ADHD · advice · goals · habits · self care

Go Team 2025: Give It A Try

Hey Team,

So, today’s encouragement “Give It A Try” can apply in two ways for those of us undertaking or exploring our options for enhancing/expanding our lives this January.

Give It A Try can be about not overthinking our plans and just following fitness and wellness practices that interest us so we can see where they lead. This might look like taking a few trial dance classes or following some strength training videos on YouTube or practicing a little yoga before bed or doing a short meditation first thing in the morning. In these cases, you are trying first and doing your thinking later – reflecting on your experiences and deciding whether to do continue.

This approach would mean that you aren’t spending a lot of time choosing specific goals or scheduling specific tasks. Instead, you are exploring and developing and you go.

If you find this idea appealing, why not give Give It A Try a try?

The other way “Give It A Try” might apply to building fitness habits has nothing to do with exploring different ideas and everything to do with getting yourself started on a particular day.

So, imagine that you have selected a habit and made a plan and you are going along just fine until the day when your brain looks at the planned activity and says, “Meh.”

Sure, sometimes that means you need to revisit and revamp your plans but most likely you just feel meh about it right now and your brain is going to start focusing on your feelings at the moment rather than your overall plan.

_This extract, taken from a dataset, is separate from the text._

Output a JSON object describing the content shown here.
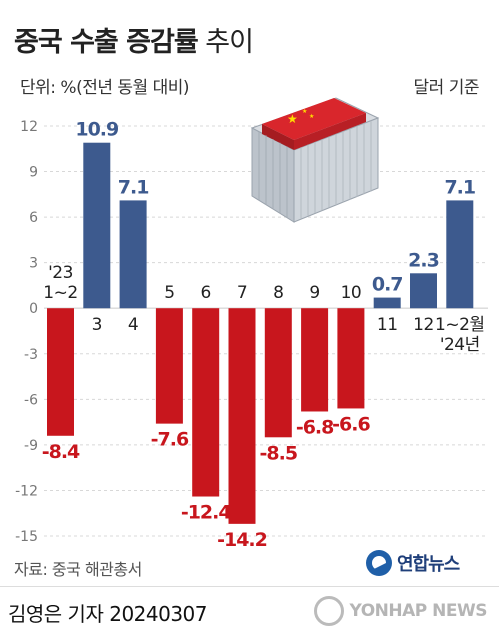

This is when you can enact the second application of “Give It A Try” and give the action/activity a try even though you feel meh about it. After all you don’t have to *want* to do something to get it done.*

By invoking the spirit of “Give It A Try”, you can try it and see if you can manage the activity despite the meh.

And with “Give It A Try”, you aren’t committing to doing the whole plan, just to trying it. If, once you give it a few minutes, you find that the meh is too strong, you can always stop and do something else. I suspect, though, that most of the time you will just keep going because getting started is often the biggest hurdle in a meh situation.

So, Team, today I invite you to consider if either type of “Give It A Try” might come in handy for you AND how you will be as kind to yourself as you possibly can in the process of trying.

And, as always, here are today’s gold stars for your efforts, whether you are giving something new a try, trying to stay consistent with your plans, or whether your victories today feel so small that you are wondering if they even count (They do! I said so!)

Go Team Us!

A photo of a small drawing of a bunch of ​gold stars on a white card with black dots in between them.
A photo of a small drawing of a bunch of gold stars on a white card with black dots in between them.

*My ADHD brain loves to argue with me on this point but yet I manage to make supper, brush my teeth, and walk the dog most of the time no matter how I happen to feel about those activities in a given moment.

One thought on “Go Team 2025: Give It A Try

  1. Yes! This has worked SO well for me. When I was fairly early in my get-fit journey, no matter how I thought I felt (this was on days when I was well enough to go to work, didn’t apply if I was actually not well), all I had to do was head to the gym, change into my gym clothes, and start up the treadmill – or head outside to run- and stick to it for 5 minutes. I never quit after that 5 minute warm up. I figured that out when I was about 49.

    So yeah, just making it an appointment I had to show up for made all the difference. Right now, at 73, I am on a 2 month trip that will focus mostly on bicycling, with some fairly long hikes and a bit of swimming.

    Honestly, I feel better than I did at 35 or 40. It’s so worth it, and just showing up can make it happen.